Fed holds at 3.50-3.75% with rare 8-4 dissent, oil rips on Trump blockade
FOMC held rates at 3.50-3.75% with four dissents (last 4-dissent print was October 1992). Three dissenters wanted the easing bias removed. Inflation flagged as elevated partly due to global energy. Brent jumped roughly 6% to $118 and WTI roughly 7% to $107 after Trump told Axios he will keep the US naval blockade against Iran in place until Tehran agrees to a nuclear deal: 'The blockade is somewhat more effective than the bombing.' Powell said separately he intends to remain on the Board of Governors indefinitely, beyond his chairmanship, until the Fed-renovations investigation concludes.
VC Mood on X
A two-screens day. One screen showed the Fed dissent and Brent ripping through $118; the other showed VCs frantically refreshing for Mag 7 prints. After the close, sentiment bifurcated immediately. Alphabet was the night's hero. Cloud +63%, $460B backlog, op income tripling, Pichai saying the words "we are compute constrained" out loud. The AI-capex bear case looked silly for one company on one night, and VC X tilted celebratory: "this is what AI revenue actually looks like."
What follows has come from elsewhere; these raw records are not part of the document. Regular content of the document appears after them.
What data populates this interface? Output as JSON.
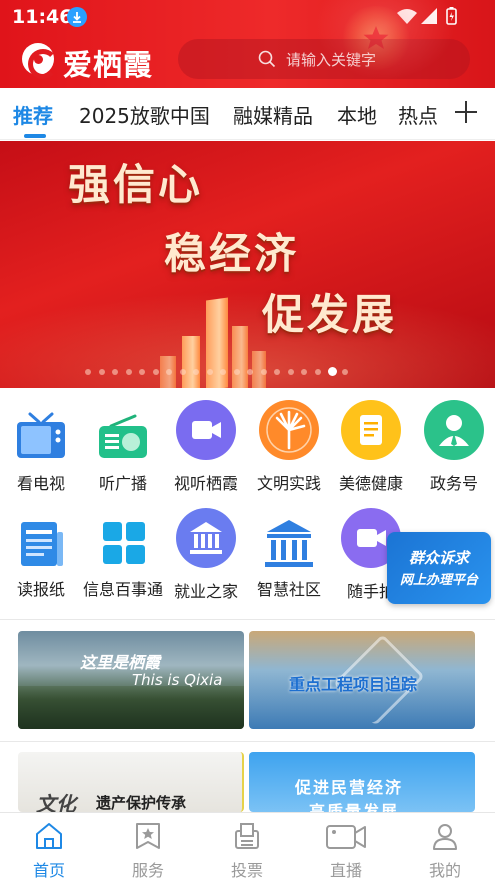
{
  "status_bar": {
    "time": "11:46"
  },
  "header": {
    "app_name": "爱栖霞",
    "search_placeholder": "请输入关键字"
  },
  "tabs": [
    {
      "label": "推荐",
      "active": true
    },
    {
      "label": "2025放歌中国",
      "active": false
    },
    {
      "label": "融媒精品",
      "active": false
    },
    {
      "label": "本地",
      "active": false
    },
    {
      "label": "热点",
      "active": false
    }
  ],
  "banner": {
    "lines": [
      "强信心",
      "稳经济",
      "促发展"
    ],
    "slide_count": 20,
    "active_slide": 18
  },
  "services": [
    {
      "label": "看电视",
      "icon": "tv-icon"
    },
    {
      "label": "听广播",
      "icon": "radio-icon"
    },
    {
      "label": "视听栖霞",
      "icon": "video-icon"
    },
    {
      "label": "文明实践",
      "icon": "palm-icon"
    },
    {
      "label": "美德健康",
      "icon": "document-icon"
    },
    {
      "label": "政务号",
      "icon": "person-icon"
    },
    {
      "label": "读报纸",
      "icon": "newspaper-icon"
    },
    {
      "label": "信息百事通",
      "icon": "grid-icon"
    },
    {
      "label": "就业之家",
      "icon": "bank-icon"
    },
    {
      "label": "智慧社区",
      "icon": "building-icon"
    },
    {
      "label": "随手拍",
      "icon": "camera-icon"
    }
  ],
  "float_card": {
    "line1": "群众诉求",
    "line2": "网上办理平台"
  },
  "cards": [
    {
      "caption_main": "这里是栖霞",
      "caption_sub": "This is Qixia"
    },
    {
      "caption_main": "重点工程项目追踪"
    },
    {
      "caption_main": "遗产保护传承",
      "caption_prefix": "文化"
    },
    {
      "caption_main": "促进民营经济",
      "caption_sub": "高质量发展"
    }
  ],
  "bottom_nav": [
    {
      "label": "首页",
      "icon": "home-icon",
      "active": true
    },
    {
      "label": "服务",
      "icon": "service-icon",
      "active": false
    },
    {
      "label": "投票",
      "icon": "vote-icon",
      "active": false
    },
    {
      "label": "直播",
      "icon": "live-icon",
      "active": false
    },
    {
      "label": "我的",
      "icon": "profile-icon",
      "active": false
    }
  ],
  "colors": {
    "brand_red": "#e11b20",
    "accent_blue": "#1e88e5"
  }
}
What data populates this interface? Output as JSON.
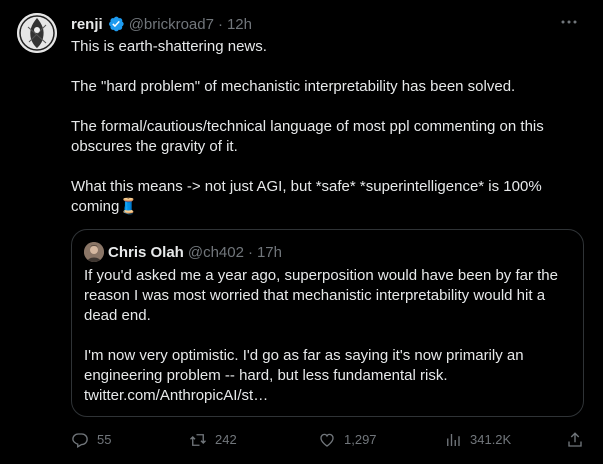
{
  "tweet": {
    "author": {
      "name": "renji",
      "handle": "@brickroad7",
      "time": "12h",
      "verified": true
    },
    "paragraphs": [
      "This is earth-shattering news.",
      "The \"hard problem\" of mechanistic interpretability has been solved.",
      "The formal/cautious/technical language of most ppl commenting on this obscures the gravity of it.",
      "What this means -> not just AGI, but *safe* *superintelligence* is 100% coming🧵"
    ],
    "quoted": {
      "name": "Chris Olah",
      "handle": "@ch402",
      "time": "17h",
      "paragraphs": [
        "If you'd asked me a year ago, superposition would have been by far the reason I was most worried that mechanistic interpretability would hit a dead end.",
        "I'm now very optimistic. I'd go as far as saying it's now primarily an engineering problem -- hard, but less fundamental risk.",
        "twitter.com/AnthropicAI/st…"
      ]
    },
    "actions": {
      "replies": "55",
      "retweets": "242",
      "likes": "1,297",
      "views": "341.2K"
    },
    "icons": [
      "verified-badge-icon",
      "more-icon",
      "reply-icon",
      "retweet-icon",
      "like-icon",
      "views-icon",
      "share-icon"
    ],
    "colors": {
      "background": "#000000",
      "text": "#e7e9ea",
      "muted": "#71767b",
      "verified": "#1d9bf0",
      "border": "#2f3336"
    }
  }
}
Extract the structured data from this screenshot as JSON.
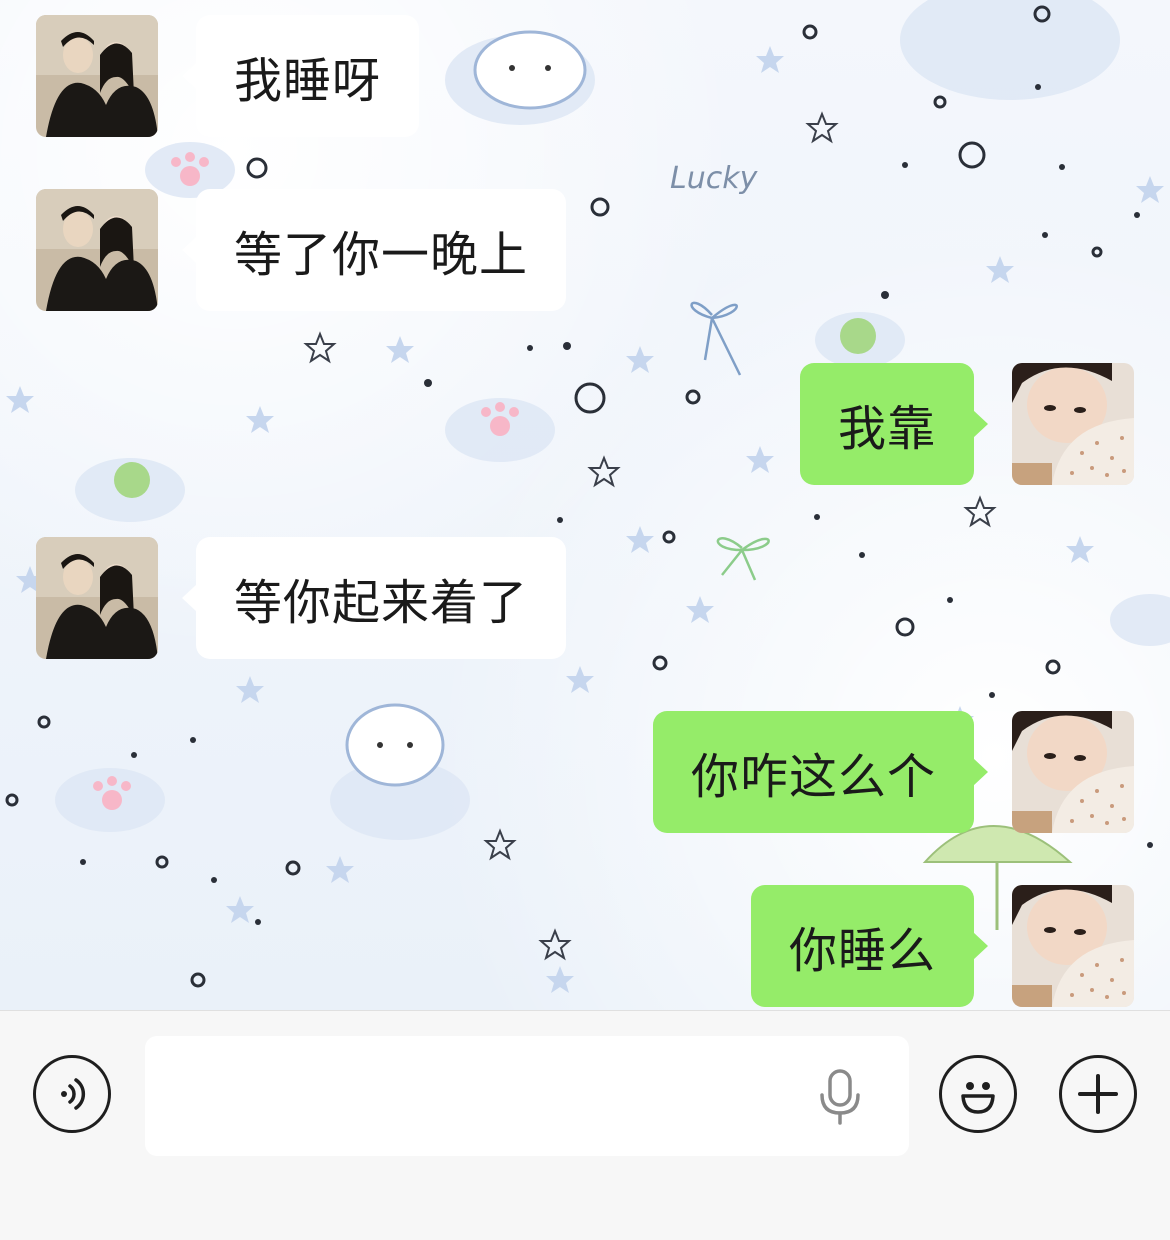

Then Meta and Microsoft, which technically both beat, ran into the buzzsaw on capex. Meta's $145B ceiling and Microsoft's $190B CY26 guide reignited Tuesday's WSJ-OpenAI-revenue-miss debate that had already tanked Oracle and CoreWeave. Cynics on X called it "the year capex finally outran revenue." Bulls used the Alphabet print as proof the spend converts. The consensus take by midnight: AI capex is not slowing, but the market is now grading it on a curve. Show us the revenue, or get sold like Meta.
Underneath all that, the Anthropic-at-$900B headline gave the day its "private market is on a different planet" vibe. Public markets sweating $145B capex; private markets contemplating doubling Anthropic's valuation in 10 weeks. And the daytime tape kept printing in the same direction: Rogo $160M, Hightouch at $2.75B, Parallel at $2B in five months. Apr 29 was the day private capital got another reason to believe and public capital got another reason to scrutinize, and the wedge between the two screens widened by a full notch.
Rounds and signals sourced from SEC filings, press releases, and verified news reports. All amounts in USD unless noted. Reporting reflects information available at time of publication.